'The Americans are hitting us hard with money': US prosecutors say 'narco nephews' motivated by politics, cash

US prosecutors say conversations between one of the Venezuelan first lady’s nephews and an informant reveal the political motivations behind what has become known as the “narco nephews” case that has further inflamed tensions between the US and Venezuela.

Franqui Francisco Flores de Freitas and Efrain Antonio Campo Flores, nephews of Cilia Flores, the wife of Venezuelan president Nicolas Maduro, were arrested in November 2015 in Haiti and transferred to the US, where they are slated to face trial on charges of drug trafficking starting November 7.

A transcript of a conversation between Efrain Campo, 29, and a Drug Enforcement Administration informant that was seen by McClatchy details Campo saying “we’re at war” with the Americans, referring to the deeply contentious relationship between Washington and Caracas.

Campo also reportedly wanted the alleged deal to smuggle nearly 1,800 pounds of cocaine into the US to be concluded quickly because Cilia Flores, his aunt whom he referred to as his mother in the conversation, needed the cash for her campaign.

“We need the money,” Campo said, according to the transcript. “Why? Because the Americas are hitting us hard with money. Do you understand? The opposition … is getting an infusion of a lot of money.”

At the time of the conversation in October 2015, Maduro’s socialist government was in the midst of an unsuccessful campaign to maintain its majority in the country’s National Assembly.

Flores, a former president of the Assembly, was running for a spot as a legislator at the time, winning a seat representing the state of Cojedes in December 2015.

The conversation transcript is the first piece of evidence from the case released that shows a direct connection between Campo and Francisco Flores, 30, and Venezuelan president and his wife.

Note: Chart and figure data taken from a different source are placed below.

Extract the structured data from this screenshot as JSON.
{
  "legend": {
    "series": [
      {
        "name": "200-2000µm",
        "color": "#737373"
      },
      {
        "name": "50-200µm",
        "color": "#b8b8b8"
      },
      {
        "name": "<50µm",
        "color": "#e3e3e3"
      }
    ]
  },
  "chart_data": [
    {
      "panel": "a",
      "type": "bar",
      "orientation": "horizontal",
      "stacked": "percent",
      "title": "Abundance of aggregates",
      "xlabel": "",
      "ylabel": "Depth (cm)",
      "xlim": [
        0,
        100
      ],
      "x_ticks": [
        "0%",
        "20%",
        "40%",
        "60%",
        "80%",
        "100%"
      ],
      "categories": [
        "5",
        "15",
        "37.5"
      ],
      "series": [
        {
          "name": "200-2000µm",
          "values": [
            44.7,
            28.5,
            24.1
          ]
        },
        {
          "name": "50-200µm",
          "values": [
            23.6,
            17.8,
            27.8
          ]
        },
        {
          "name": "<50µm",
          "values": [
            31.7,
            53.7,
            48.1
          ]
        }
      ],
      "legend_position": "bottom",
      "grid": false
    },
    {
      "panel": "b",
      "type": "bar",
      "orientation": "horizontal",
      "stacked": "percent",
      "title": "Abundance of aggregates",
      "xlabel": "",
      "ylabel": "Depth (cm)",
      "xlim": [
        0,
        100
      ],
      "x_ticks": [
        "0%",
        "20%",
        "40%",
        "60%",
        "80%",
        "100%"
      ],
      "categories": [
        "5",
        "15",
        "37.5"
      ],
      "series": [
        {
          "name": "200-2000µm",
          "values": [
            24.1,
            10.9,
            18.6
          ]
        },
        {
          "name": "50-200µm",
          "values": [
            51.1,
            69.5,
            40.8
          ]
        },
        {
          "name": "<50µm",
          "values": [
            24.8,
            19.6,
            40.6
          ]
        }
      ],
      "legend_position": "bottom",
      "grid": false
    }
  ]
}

US prosecutors say the conversations reveal that the defendants thought they would be supplying cash to counteract money they believed the US was supplying the opposition ahead of those legislative elections.

Based on information previously released by prosecutors, Francisco Flores expected to receive $560,000 of the $5 million the deal was worth.

Campo addressed the socialist party’s efforts defeat the political opposition’s challenge to its power, saying “We put them in jail over here … We send them to jail for 15 years,” according to McClatchy.

It’s not clear who Campo was referring to at the time, though months prior those legislative elections a Venezuelan court sentenced Leopoldo López, a prominent opposition leader, to 14 years in prison in relation to violence during antigovernment demonstrations in early 2014 that led to the deaths of more than 40 people.

Defence lawyers called on US District Judge Paul Crotty to deny the admission of conversations that involved Venezuelan’s elections.

They called the statement “idle political chatter” and argued the “highly politicized statements” had no evidentiary value, coming when a DEA informant mentioned Cilia Flores and the elections.

After his arrest in November last year, Campo tried to downplay his earlier statements about putting money toward Cilia Flores’ campaign, telling DEA agents that, “I know I said that, but in reality it was for me.”

Those comments were part of an alleged confession, the inclusion of which Campo unsuccessfully fought.

“If those declarations are not thrown out, I’m of the opinion, 100%, that they will be convicted,” Mike Vigil, a former chief of international operations for the DEA, told Business Insider days prior to the judge’s October 12 decision to include the alleged confessions.